Development of Risk Prediction Models for Severe Periodontitis in a Thai Population: Statistical and Machine-Learning Approaches
1 Department of Clinical Epidemiology and Biostatistics, Faculty of Medicine Ramathibodi Hospital, Mahidol University, Bangkok, Thailand
2 Department of Periodontology, Faculty of Dentistry, Chulalongkorn University, Bangkok, Thailand
3 Center of Excellence in Periodontal Disease and Dental Implant, Chulalongkorn University, Bangkok, Thailand
4 Department of Medicine, Faculty of Medicine Ramathibodi Hospital, Mahidol University, Bangkok, Thailand
5 Centre for Public Health, School of Medicine, Dentistry, and Biomedical Sciences, Queen's University Belfast, Northern Ireland, UK
6 School of Medicine and Public Health, University of Newcastle, Australia
7 Hunter Medical Research Institute, Newcastle, Australia
Abstract
Background: Severe periodontitis affects 26% of Thai adults and 11.2% of adults globally and is characterized by the loss of alveolar bone height. Full-mouth examination by periodontal probing is the gold standard for diagnosis but is time- and resource-intensive. A screening model to identify those at high risk would offer a targeted approach and reduce workload for dentists.
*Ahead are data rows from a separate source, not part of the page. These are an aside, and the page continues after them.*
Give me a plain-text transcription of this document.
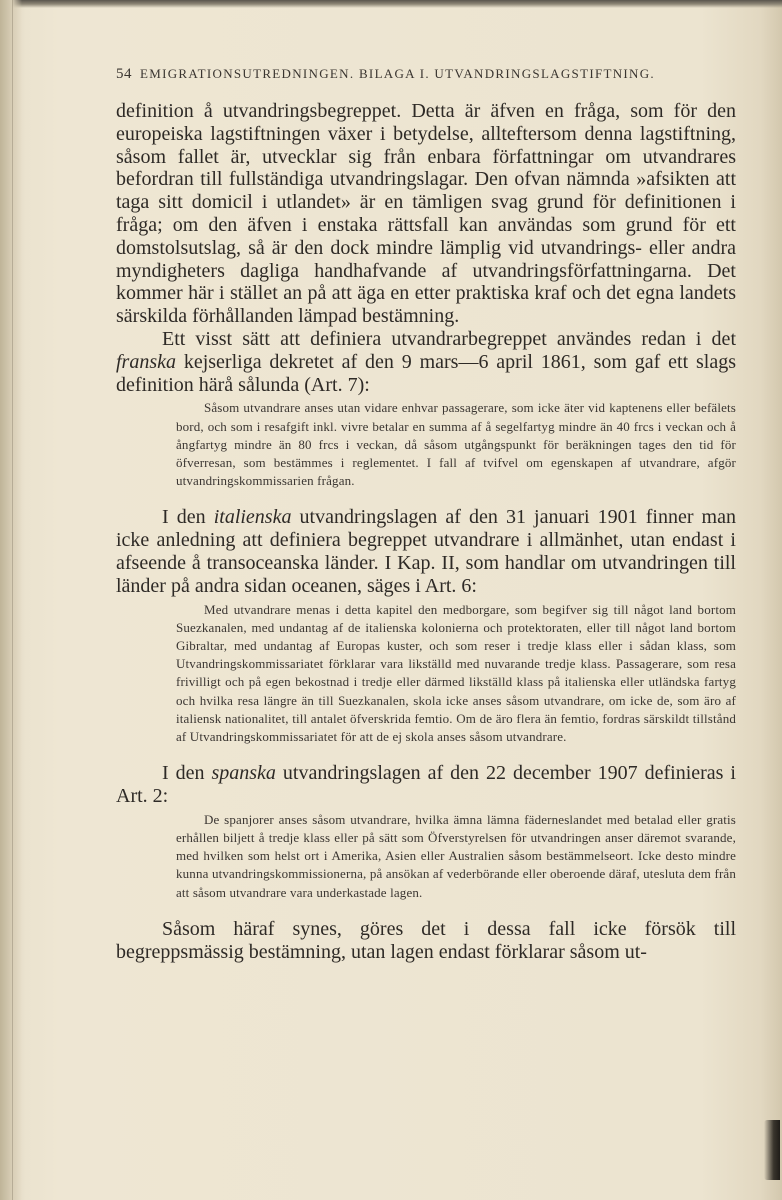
54 EMIGRATIONSUTREDNINGEN. BILAGA I. UTVANDRINGSLAGSTIFTNING.

definition å utvandringsbegreppet. Detta är äfven en fråga, som för den europeiska lagstiftningen växer i betydelse, allteftersom denna lagstiftning, såsom fallet är, utvecklar sig från enbara författningar om utvandrares befordran till fullständiga utvandringslagar. Den ofvan nämnda »afsikten att taga sitt domicil i utlandet» är en tämligen svag grund för definitionen i fråga; om den äfven i enstaka rättsfall kan användas som grund för ett domstolsutslag, så är den dock mindre lämplig vid utvandrings- eller andra myndigheters dagliga handhafvande af utvandringsförfattningarna. Det kommer här i stället an på att äga en etter praktiska kraf och det egna landets särskilda förhållanden lämpad bestämning.

Ett visst sätt att definiera utvandrarbegreppet användes redan i det franska kejserliga dekretet af den 9 mars—6 april 1861, som gaf ett slags definition härå sålunda (Art. 7):

Såsom utvandrare anses utan vidare enhvar passagerare, som icke äter vid kaptenens eller befälets bord, och som i resafgift inkl. vivre betalar en summa af å segelfartyg mindre än 40 frcs i veckan och å ångfartyg mindre än 80 frcs i veckan, då såsom utgångspunkt för beräkningen tages den tid för öfverresan, som bestämmes i reglementet. I fall af tvifvel om egenskapen af utvandrare, afgör utvandringskommissarien frågan.

I den italienska utvandringslagen af den 31 januari 1901 finner man icke anledning att definiera begreppet utvandrare i allmänhet, utan endast i afseende å transoceanska länder. I Kap. II, som handlar om utvandringen till länder på andra sidan oceanen, säges i Art. 6:

Med utvandrare menas i detta kapitel den medborgare, som begifver sig till något land bortom Suezkanalen, med undantag af de italienska kolonierna och protektoraten, eller till något land bortom Gibraltar, med undantag af Europas kuster, och som reser i tredje klass eller i sådan klass, som Utvandringskommissariatet förklarar vara likställd med nuvarande tredje klass. Passagerare, som resa frivilligt och på egen bekostnad i tredje eller därmed likställd klass på italienska eller utländska fartyg och hvilka resa längre än till Suezkanalen, skola icke anses såsom utvandrare, om icke de, som äro af italiensk nationalitet, till antalet öfverskrida femtio. Om de äro flera än femtio, fordras särskildt tillstånd af Utvandringskommissariatet för att de ej skola anses såsom utvandrare.

I den spanska utvandringslagen af den 22 december 1907 definieras i Art. 2:

De spanjorer anses såsom utvandrare, hvilka ämna lämna fäderneslandet med betalad eller gratis erhållen biljett å tredje klass eller på sätt som Öfverstyrelsen för utvandringen anser däremot svarande, med hvilken som helst ort i Amerika, Asien eller Australien såsom bestämmelseort. Icke desto mindre kunna utvandringskommissionerna, på ansökan af vederbörande eller oberoende däraf, utesluta dem från att såsom utvandrare vara underkastade lagen.

Såsom häraf synes, göres det i dessa fall icke försök till begreppsmässig bestämning, utan lagen endast förklarar såsom ut-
Objective: To compare the performance of screening models developed using statistical and machine learning approaches for the risk prediction of severe periodontitis.
Methods: This study used data from the prospective Electricity Generating Authority of Thailand cohort (2008 and 2013 surveys). The outcome was severe periodontitis defined by the CDC–AAP criteria. Risk prediction models were developed using mixed-effects logistic regression (MELR), recurrent neural network, mixed-effects support vector machine, and mixed-effects decision tree, using 21 candidate features.
Results: A total of 3,883 observations from 2,086 participants were split into development (80.1%) and validation (19.9%) sets with periodontitis prevalences of 34.4% and 34.1%, respectively. The final MELR model contained 6 features (gender, education, smoking, diabetes mellitus, number of teeth, and plaque score) with an AUC of 0.983 (95% CI 0.977–0.989) and LR+ of 11.9 (95% CI 8.8–16.3). Machine learning models yielded lower performance, with AUC values of 0.712, 0.698, and 0.662 for the recurrent neural network, support vector machine, and decision tree models, respectively.
Conclusions: The MELR model may be more useful than machine learning for large-scale screening to identify those at high risk of severe periodontitis. External validation using data from other centres is required to evaluate generalizability.